In September, Jean and Peter returned to Ireland to look for a house. “We stayed at Lettercollum in Timoleague, which was an experience too,” she says grinning. “When we arrived there was a guy hanging out of a window with a baby in one arm and tossing pancakes with the other. We had such good fun there with lovely people.
“Cork just felt that bit more cosmopolitan than Kerry!” says Jean.
After making an offer on a house in Caheragh near Skibbereen, the couple took a fateful drive down to Baltimore that afternoon.
“We saw the estate agent John Cross’ sign. He showed us Glebe and we just fell in love,” says Jean. “It was an easy sell.”
Jean and Peter drove down to the village, where they sat in the cove and persuaded themselves they were going to do bed and breakfast. “Honestly, four childen and three bedrooms, we were never going to do bed and breakfast,” says Jean with a smile. “It was more money than we wanted to spend but we had to have it.
“We went back and wrote the cheque for the deposit and went home and packed up.”
Peter’s parents came over as well but settled in Castletownsend.
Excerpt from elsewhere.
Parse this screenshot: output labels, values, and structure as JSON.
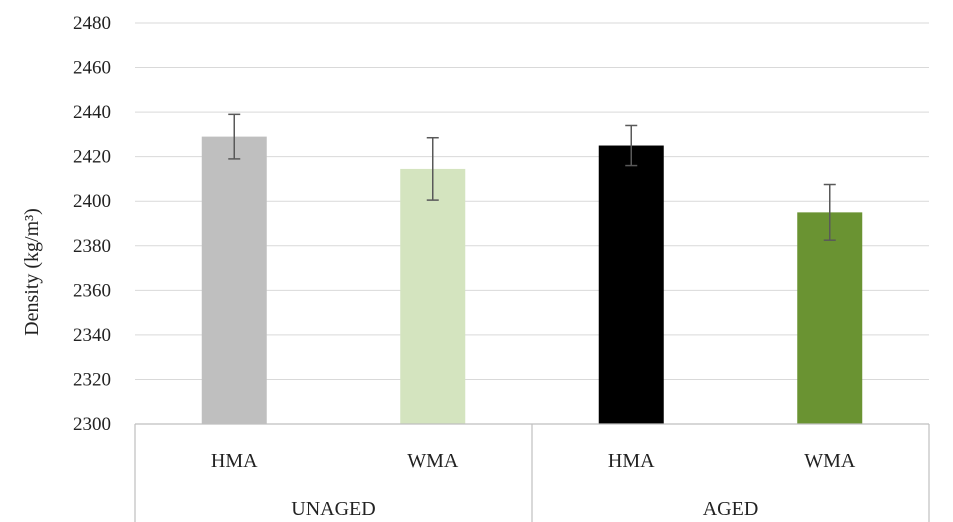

Jean’s parents followed them over a few years later.
“The first year was really exciting,” remembers Jean. “We turned a barn into two holiday lets that my mum and dad moved into eventually. But that was all of our money gone. We then started to realise how hard it was to make a living here so had a few scary years.”
The Perry’s thought about selling up after three years but John Cross was very supportive and encouraged them to stick it out for a while longer. “It was the best thing we ever did and I’m very grateful to John Cross for that,” says Jean.
Initially they grew veg, as that’s what they’d always done and at least they could feed their family from it. Then Jean became interested in gardening outside of vegetables and started putting in hedges and trees. Glebe joined the West Cork Garden Trail and Jean got a job in Creagh Gardens for a while.
“But by 2004 I was getting older and tired from the physical work,” she explains. This is what prompted Jean to start The Glebe Cafe.
“It was small but was going really well and then in 2006 the fire officer called to the door,” she says. “It was a case of do this properly or just stop.”
So Jean and Peter, with the backing of their children who confirmed they’d like to come back and run the business one day, sold the lodge on their land and put the money into opening a proper café.
Now the award-winning Glebe Cafe and restaurant is run by the four Perry sisters, Tessa, Kez, JoJo and Mia.
“I’ve stepped back from the café and I’m really just the gardener, gofer and grandmother now,” says Jean laughing.
“I can’t imagine not living here now…by the sea…it’s a small community that we really love,” says Jean. “I feel really lucky and thankful that we are able to make a living in such a beautiful place.”